MORE: The 51-year-old woman gives birth to her granddaughter
According to Cardone, Higgins' body was conditioned well enough to endure the stresses of pregnancy because of her healthy diet and exercise.
"Pregnancy is a burden on the body and it's not just the uterus and the placenta and the baby," he said. "The heart, the kidney, the lungs, all of these have to work harder to keep the pregnancy going, growing, and giving birth."
According to her gynecologist Dr. Chaudhari had more than usual ultrasound scans and tests for Higgins during her pregnancy.
"She came twice a week to have the baby heart rate checked," he said. "She passed all of these tests wonderfully."

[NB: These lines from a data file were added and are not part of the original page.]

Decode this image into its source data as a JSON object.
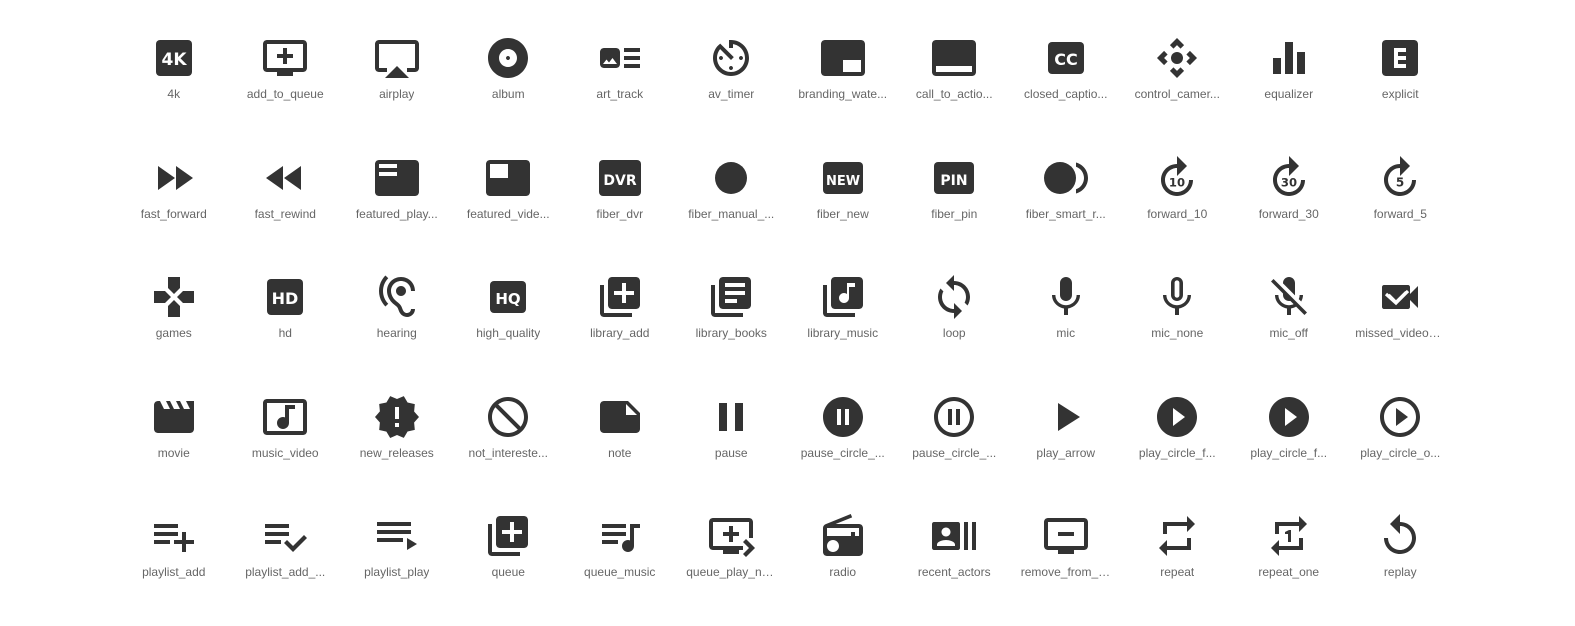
{
  "icon_color": "#333333",
  "label_color": "#666666",
  "icons": [
    {
      "label": "4k",
      "icon": "4k-icon"
    },
    {
      "label": "add_to_queue",
      "icon": "add-to-queue-icon"
    },
    {
      "label": "airplay",
      "icon": "airplay-icon"
    },
    {
      "label": "album",
      "icon": "album-icon"
    },
    {
      "label": "art_track",
      "icon": "art-track-icon"
    },
    {
      "label": "av_timer",
      "icon": "av-timer-icon"
    },
    {
      "label": "branding_wate...",
      "icon": "branding-watermark-icon"
    },
    {
      "label": "call_to_actio...",
      "icon": "call-to-action-icon"
    },
    {
      "label": "closed_captio...",
      "icon": "closed-caption-icon"
    },
    {
      "label": "control_camer...",
      "icon": "control-camera-icon"
    },
    {
      "label": "equalizer",
      "icon": "equalizer-icon"
    },
    {
      "label": "explicit",
      "icon": "explicit-icon"
    },
    {
      "label": "fast_forward",
      "icon": "fast-forward-icon"
    },
    {
      "label": "fast_rewind",
      "icon": "fast-rewind-icon"
    },
    {
      "label": "featured_play...",
      "icon": "featured-play-list-icon"
    },
    {
      "label": "featured_vide...",
      "icon": "featured-video-icon"
    },
    {
      "label": "fiber_dvr",
      "icon": "fiber-dvr-icon"
    },
    {
      "label": "fiber_manual_...",
      "icon": "fiber-manual-record-icon"
    },
    {
      "label": "fiber_new",
      "icon": "fiber-new-icon"
    },
    {
      "label": "fiber_pin",
      "icon": "fiber-pin-icon"
    },
    {
      "label": "fiber_smart_r...",
      "icon": "fiber-smart-record-icon"
    },
    {
      "label": "forward_10",
      "icon": "forward-10-icon"
    },
    {
      "label": "forward_30",
      "icon": "forward-30-icon"
    },
    {
      "label": "forward_5",
      "icon": "forward-5-icon"
    },
    {
      "label": "games",
      "icon": "games-icon"
    },
    {
      "label": "hd",
      "icon": "hd-icon"
    },
    {
      "label": "hearing",
      "icon": "hearing-icon"
    },
    {
      "label": "high_quality",
      "icon": "high-quality-icon"
    },
    {
      "label": "library_add",
      "icon": "library-add-icon"
    },
    {
      "label": "library_books",
      "icon": "library-books-icon"
    },
    {
      "label": "library_music",
      "icon": "library-music-icon"
    },
    {
      "label": "loop",
      "icon": "loop-icon"
    },
    {
      "label": "mic",
      "icon": "mic-icon"
    },
    {
      "label": "mic_none",
      "icon": "mic-none-icon"
    },
    {
      "label": "mic_off",
      "icon": "mic-off-icon"
    },
    {
      "label": "missed_video_...",
      "icon": "missed-video-call-icon"
    },
    {
      "label": "movie",
      "icon": "movie-icon"
    },
    {
      "label": "music_video",
      "icon": "music-video-icon"
    },
    {
      "label": "new_releases",
      "icon": "new-releases-icon"
    },
    {
      "label": "not_intereste...",
      "icon": "not-interested-icon"
    },
    {
      "label": "note",
      "icon": "note-icon"
    },
    {
      "label": "pause",
      "icon": "pause-icon"
    },
    {
      "label": "pause_circle_...",
      "icon": "pause-circle-filled-icon"
    },
    {
      "label": "pause_circle_...",
      "icon": "pause-circle-outline-icon"
    },
    {
      "label": "play_arrow",
      "icon": "play-arrow-icon"
    },
    {
      "label": "play_circle_f...",
      "icon": "play-circle-filled-icon"
    },
    {
      "label": "play_circle_f...",
      "icon": "play-circle-filled-white-icon"
    },
    {
      "label": "play_circle_o...",
      "icon": "play-circle-outline-icon"
    },
    {
      "label": "playlist_add",
      "icon": "playlist-add-icon"
    },
    {
      "label": "playlist_add_...",
      "icon": "playlist-add-check-icon"
    },
    {
      "label": "playlist_play",
      "icon": "playlist-play-icon"
    },
    {
      "label": "queue",
      "icon": "queue-icon"
    },
    {
      "label": "queue_music",
      "icon": "queue-music-icon"
    },
    {
      "label": "queue_play_ne...",
      "icon": "queue-play-next-icon"
    },
    {
      "label": "radio",
      "icon": "radio-icon"
    },
    {
      "label": "recent_actors",
      "icon": "recent-actors-icon"
    },
    {
      "label": "remove_from_q...",
      "icon": "remove-from-queue-icon"
    },
    {
      "label": "repeat",
      "icon": "repeat-icon"
    },
    {
      "label": "repeat_one",
      "icon": "repeat-one-icon"
    },
    {
      "label": "replay",
      "icon": "replay-icon"
    }
  ]
}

Higgins gave birth to Jack on March 20, 36 weeks and five days after she was pregnant. Jack was born fast and a healthy 5 pounds, 13 ounces, according to Higgins.
"I had a cup of coffee, had a baby, and was having lunch," she said. "It was my fastest job ever."
PHOTO: Barbara Higgins holds her newborn son Jack after giving birth at the age of 57. (Barbara Higgins)
Jack and Higgins are both home now, and Higgins said she and Banzhoff adapt well to being new parents in their fifties and sixties, respectively.
"There's a reason he's here," she said of Jack. "Maybe he'll be the best coach in a little league, or maybe he'll be a supervisor in a school looking for kids who are being bullied, or he'll be a rocket scientist and come up with something amazing that will save the planet." ""
"His life will take him there. I'll be there to see it for as long as possible," said Higgins.